The debate over the coronavirus 'sex ban' proves once again that we're obsessed with romantic relationships

Getty Images/iStockphoto
Getty Images/iStockphoto

It’s official: it's illegal to have sex with someone who lives in a different household to you. And the news that the government accidentally banned casual sex and sex between partners who don’t live together caused many a raised eyebrow and snigger this week.

Political commentators and the people of Twitter expressed their outrage at such a rule, but for single people it didn’t come as much of a surprise. We had already gathered from the fact we aren’t meant to go within two metres of anyone else that even kissing, let alone sex, was off the cards. And while I know there could be some troubling long-term consequences to this legal accident, I can’t help but feel that the frustration of many is misplaced.

For those who haven’t seen them in detail, the new guidelines, which form part of the Health Protection (Coronavirus, Restrictions) Regulations 2020 bill, state that: “No person may participate in a gathering which takes place in a public or private place indoors, and consists of two or more persons.” The fact that has even been dubbed a "sex ban", when it doesn’t even mention sex once, again shows that the most important thing in our collective mind is the status of our romantic life.

Whether we can see, or even find, a romantic or sexual partner is always top of the agenda - even today, when the legislation in question bans a lot more types of gatherings and partnerings than that. It means we can’t go to the pub, to a party, or to a friend’s house to sit on the sofa with a bottle of wine laughing our heads off; we can't have our families round for Sunday roast; we can’t even go inside if it starts to rain during one of the permitted back garden gatherings of six.

As a single person, of course I'm looking forward to going on a date or two when the rules allow. But my main priority is when I will next see my sister, who lives in Cornwall. It’s been months now since we were together and the hardest part of lockdown is not knowing when she will be able to drive up. It’s a long way from hers to Shrewsbury, where I live, so a brief socially-distanced walk is out of the question. I would also love to know when I can meet and hold the first child of one of my closest friends, who was born during lockdown. I want to know when I can hug one of my best friends, who has been living alone just a few miles away from me.

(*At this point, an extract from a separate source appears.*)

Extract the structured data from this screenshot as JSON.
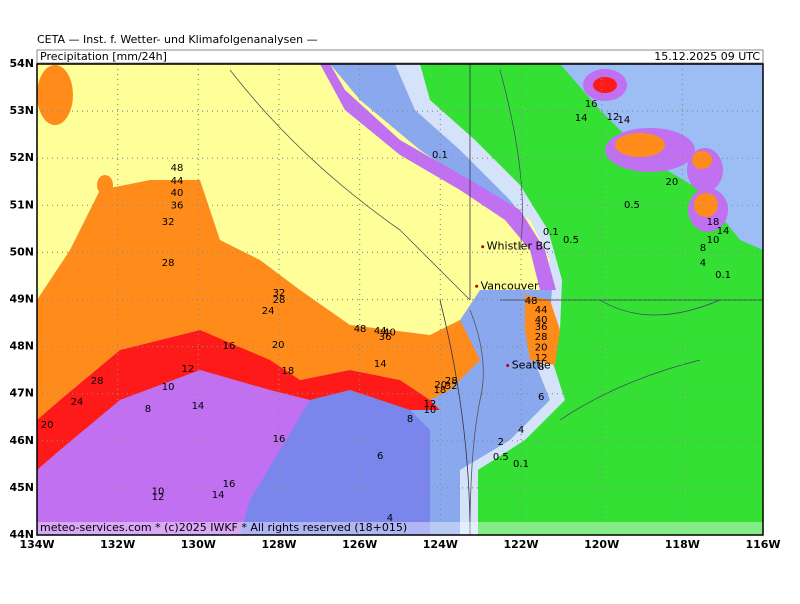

The coronavirus pandemic has had a devastating impact of all kinds of human relationships. You don't just have to be missing out on sex to be struggling. Many single people have lost the physical presence of their entire support network and nobody is talking about other relationships that are strained.

Those grieving for those they've lost to Covid-19, I’m sure, are far more interested in when they can hold their loved ones than when they can next hook up. Headlines about sex bans must feel particularly grating to them.

On the Facebook group I run for single people, those who live alone simply want to know when they will be touched again. And by touch I mean simply a pat on the arm, a cuddle from their mum, their best friend holding their hand. These are simple things, but are so important. They matter to people just as much, if not more, as whether they have a 'significant other' sharing their bed - but you wouldn't know that from the discussion around these new rules.

The uproar about the apparent ban on sex also plays into the rather sixth form idea that absolutely everyone is having loads of sex all the time. God forbid a few of us have to wait a few months for our next chance. In her book The Sex Myth: The gap between our fantasies and reality, the Australian writer Rachel Hills found that most people aren’t having as much sex as either they would like you to, or that the media would have you, believe. Hills spent seven years interviewing young people about their sex lives, and about the disconnect between their lived experiences and what they and society expected them to experience. When I read the book I remember thinking that if an alien wanted to learn about people’s sex lives from watching films, they would be forgiven for thinking that going just 40 days and 40 nights without sex was a feat to be proud of.

Of course sex and intimacy are very important parts of being human, but our society still prizes them over all other things. As we're all stuck in lockdown, let’s not forget all the other types of interpersonal relationships that single people – and everyone else – are missing out on. They are just as important.